Зеркало надежды (СИ) - Гончарова Галина Дмитриевна - Страница 57
- Предыдущая
- 57/73
- Следующая
Давель поглядел прямо в глаза кагану. Кашлять он на этот раз не стал, но Хурмах и так дураком не был.
– Что ты хочешь сказать, кал-ран Давель?
– Мой каган, Интара – это корабли. Почему бы нам не захватить несколько суден? Они пригодятся нам в дальнейшем, и для перевозки трофеев, и…
Хурмах кивнул.
– Кал-ран Давель, вот тебе это и поручим.
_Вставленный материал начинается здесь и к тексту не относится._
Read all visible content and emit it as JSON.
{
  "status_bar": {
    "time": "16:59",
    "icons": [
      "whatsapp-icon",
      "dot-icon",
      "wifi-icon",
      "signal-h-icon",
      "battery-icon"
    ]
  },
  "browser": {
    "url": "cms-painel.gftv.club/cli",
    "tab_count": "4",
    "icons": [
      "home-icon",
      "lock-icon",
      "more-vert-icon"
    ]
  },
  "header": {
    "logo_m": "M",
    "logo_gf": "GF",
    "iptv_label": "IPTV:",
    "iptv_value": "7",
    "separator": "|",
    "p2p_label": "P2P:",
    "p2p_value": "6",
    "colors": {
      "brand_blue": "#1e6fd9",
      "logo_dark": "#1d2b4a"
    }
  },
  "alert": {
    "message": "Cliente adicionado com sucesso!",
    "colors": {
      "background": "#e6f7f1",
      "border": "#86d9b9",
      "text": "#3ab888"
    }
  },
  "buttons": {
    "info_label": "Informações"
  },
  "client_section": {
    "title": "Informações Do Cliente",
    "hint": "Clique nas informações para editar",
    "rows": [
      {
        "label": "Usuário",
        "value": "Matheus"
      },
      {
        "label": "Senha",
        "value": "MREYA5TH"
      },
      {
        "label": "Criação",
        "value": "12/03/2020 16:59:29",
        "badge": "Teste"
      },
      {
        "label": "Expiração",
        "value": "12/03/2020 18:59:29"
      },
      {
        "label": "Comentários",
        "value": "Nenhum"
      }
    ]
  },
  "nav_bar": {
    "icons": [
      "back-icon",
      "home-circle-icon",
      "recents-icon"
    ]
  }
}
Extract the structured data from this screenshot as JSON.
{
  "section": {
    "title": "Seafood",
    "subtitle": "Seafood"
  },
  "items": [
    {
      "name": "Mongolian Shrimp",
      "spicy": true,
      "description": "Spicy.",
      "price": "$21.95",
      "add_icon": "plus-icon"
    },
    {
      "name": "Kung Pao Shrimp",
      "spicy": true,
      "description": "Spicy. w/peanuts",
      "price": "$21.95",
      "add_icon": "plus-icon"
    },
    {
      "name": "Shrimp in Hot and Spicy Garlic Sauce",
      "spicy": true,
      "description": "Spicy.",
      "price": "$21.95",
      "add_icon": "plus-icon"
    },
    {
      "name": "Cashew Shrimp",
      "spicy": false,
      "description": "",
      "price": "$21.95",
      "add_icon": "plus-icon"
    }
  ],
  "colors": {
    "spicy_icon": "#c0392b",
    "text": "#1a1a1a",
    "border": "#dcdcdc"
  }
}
Кал-ран Арук?
– Да, мой каган.
– Две тысячи людей у тебя заберет Мурсун. А ты с оставшимися тремя тысячами, отправишься вверх по течению Интары. Кал-ран Давель поможет тебе, постарайтесь не повторять ошибку Бардуха. Пленники – хорошо, но мне нужны корабли. И по возможности, с живыми командами.
Арук приложил кулак к груди, показывая, что выполнит приказ кагана.
Вот и отлично. Они с Давелем как раз дополнят друг друга, Арук вовсе не глуп, хитер, изворотлив и умеет прислушаться к мнению других людей. Особенно если сам плохо разбирается в данном вопросе. А когда две змеи сплетаются, даже мальчишка может убить их обычной палкой.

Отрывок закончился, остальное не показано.